Tuesday 23 September 2014

EcoCash’s Global Manoeuvres: It’s a Alliances Game


It is now clearer that EcoCash, a mobile phone based banking service provider headquartered in Zimbabwe is trying to enter the global payment system. And it is looking at the most cost effective method of doing just that. EcoCash is one of the few mobile money sprinters in the league of MPESA curved out of Econet Wireless a mobile network operator based in Zimbabwe.  
 
The mobile phone bank operator has tried several attempts to enter the global payment system. It has integrated its mobile banking platform with the roaming service to enable its customers to travel with their mobile wallet (m-wallet). One weakness of that move has been the need for a physical agent to cash in/out the m-wallet. In order to circumvent this problem, the mobile money service provider partnered with WesternUnion to have a global presence in more than 200 countries saved by WesternUnion. However, this channel did not fully solve the problem as challenges of inconvenience remained. WesternUnion operates in scheduled offices and its office distribution is sparsed to meet the demands of a sophisticated mobile money client. 
  
The recent moves to partner MasterCard are a clear testimony of the mobile money operator’s spirited intentions to become an emerging global contender through innovation on its payment system. One can be pardoned for observing this integration of a-payment-system-on-a-payment-system as a sign of failure by mobile money to handle transactions at the point-of-sale and cross-country mobility. EcoCash has, however, countered that downside of mobile money through the introduction of the MasterCard debit card linked to its mobile money platform to effectively handle point-of-sale transactions and global mobility. 

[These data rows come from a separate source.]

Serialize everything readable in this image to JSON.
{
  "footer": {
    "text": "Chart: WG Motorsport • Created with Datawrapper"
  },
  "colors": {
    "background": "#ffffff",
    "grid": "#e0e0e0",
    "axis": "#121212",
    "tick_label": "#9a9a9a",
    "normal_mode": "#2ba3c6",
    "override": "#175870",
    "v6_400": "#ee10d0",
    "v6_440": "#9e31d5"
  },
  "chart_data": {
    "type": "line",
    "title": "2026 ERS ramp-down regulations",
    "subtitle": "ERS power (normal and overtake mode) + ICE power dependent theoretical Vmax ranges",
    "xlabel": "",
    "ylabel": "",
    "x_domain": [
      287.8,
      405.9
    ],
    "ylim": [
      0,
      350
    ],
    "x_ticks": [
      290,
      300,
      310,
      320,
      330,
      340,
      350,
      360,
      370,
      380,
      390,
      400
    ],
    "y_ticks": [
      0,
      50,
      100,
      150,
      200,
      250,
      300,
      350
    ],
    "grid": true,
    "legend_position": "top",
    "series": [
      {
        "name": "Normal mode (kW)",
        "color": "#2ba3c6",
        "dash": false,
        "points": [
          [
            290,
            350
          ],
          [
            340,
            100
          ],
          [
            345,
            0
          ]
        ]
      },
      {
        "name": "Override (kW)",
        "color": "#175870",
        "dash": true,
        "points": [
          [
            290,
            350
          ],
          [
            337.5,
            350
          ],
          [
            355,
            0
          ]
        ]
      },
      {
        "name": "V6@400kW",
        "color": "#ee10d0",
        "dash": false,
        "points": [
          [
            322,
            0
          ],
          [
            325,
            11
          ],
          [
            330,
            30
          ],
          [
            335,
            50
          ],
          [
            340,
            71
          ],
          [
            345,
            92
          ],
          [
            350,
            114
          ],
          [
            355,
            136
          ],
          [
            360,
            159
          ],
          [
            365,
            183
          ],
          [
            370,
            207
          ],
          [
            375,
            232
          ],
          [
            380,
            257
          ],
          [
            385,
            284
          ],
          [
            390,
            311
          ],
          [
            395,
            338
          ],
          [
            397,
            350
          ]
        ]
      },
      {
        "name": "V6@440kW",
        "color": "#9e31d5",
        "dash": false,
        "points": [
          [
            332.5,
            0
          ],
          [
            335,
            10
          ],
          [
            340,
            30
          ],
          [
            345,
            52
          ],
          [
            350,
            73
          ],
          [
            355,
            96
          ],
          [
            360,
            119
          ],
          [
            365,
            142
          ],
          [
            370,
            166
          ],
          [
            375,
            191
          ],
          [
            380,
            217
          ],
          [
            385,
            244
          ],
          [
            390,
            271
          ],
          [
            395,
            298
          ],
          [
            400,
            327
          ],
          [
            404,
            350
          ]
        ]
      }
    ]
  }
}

EcoCash continues to innovate around its mobile money platform with a vision to reach the global market. It may be a matter of time to determine which between MPESA and EcoCash will lead as a global contender. MPESA looks comfortable in its Kenyan backyard where it has registered enormous success while EcoCash has looked for markets beyond the small market of Zimbabwe. This could be born out of the parent company’s strategy of following emigrated Zimbabweans at a lower cost than direct investment and having to go through the usual bureaucratic rituals of foreign direct investment. 
What remains unclear about EcoCash’s payment ecosystem strategy of m-wallet on roaming, WesternUnion and MasterCard is how they will complement each other to capture the global market beyond emigrated Zimbabweans. What is however obtrusively clear is its grand vision to contend in the global payment system and build a global mobile money based payment system.
This alliance can work very well for creative Zimbabweans where a student studying in Australia, for example, keeps the MasterCard debit card while the family keeps the mobile phone linked to the debit card to replenish the card with financial support. One intriguing observation is how the forgoing scenario makes the global payment instantaneous. The real danger for EcoCash is the scalability of the system to attract non-Zimbabwean customers. Without that, EcoCash’s global manoeuvre is foiled, waiting for an operator from the big market like Nigeria or having a footprint across Africa to seize.
The learning points from EcoCash’s strategy clearly shows that it is cheaper and easy to reach new market frontiers by integrating the mobile banking system with traditional banking systems. Over and above that, mobile money operators should continue to explore ways of reducing the current cumbersomeness of paying with mobile wallet where one has to queue to cashout into hard cash and then queue to pay at the point-of-sale.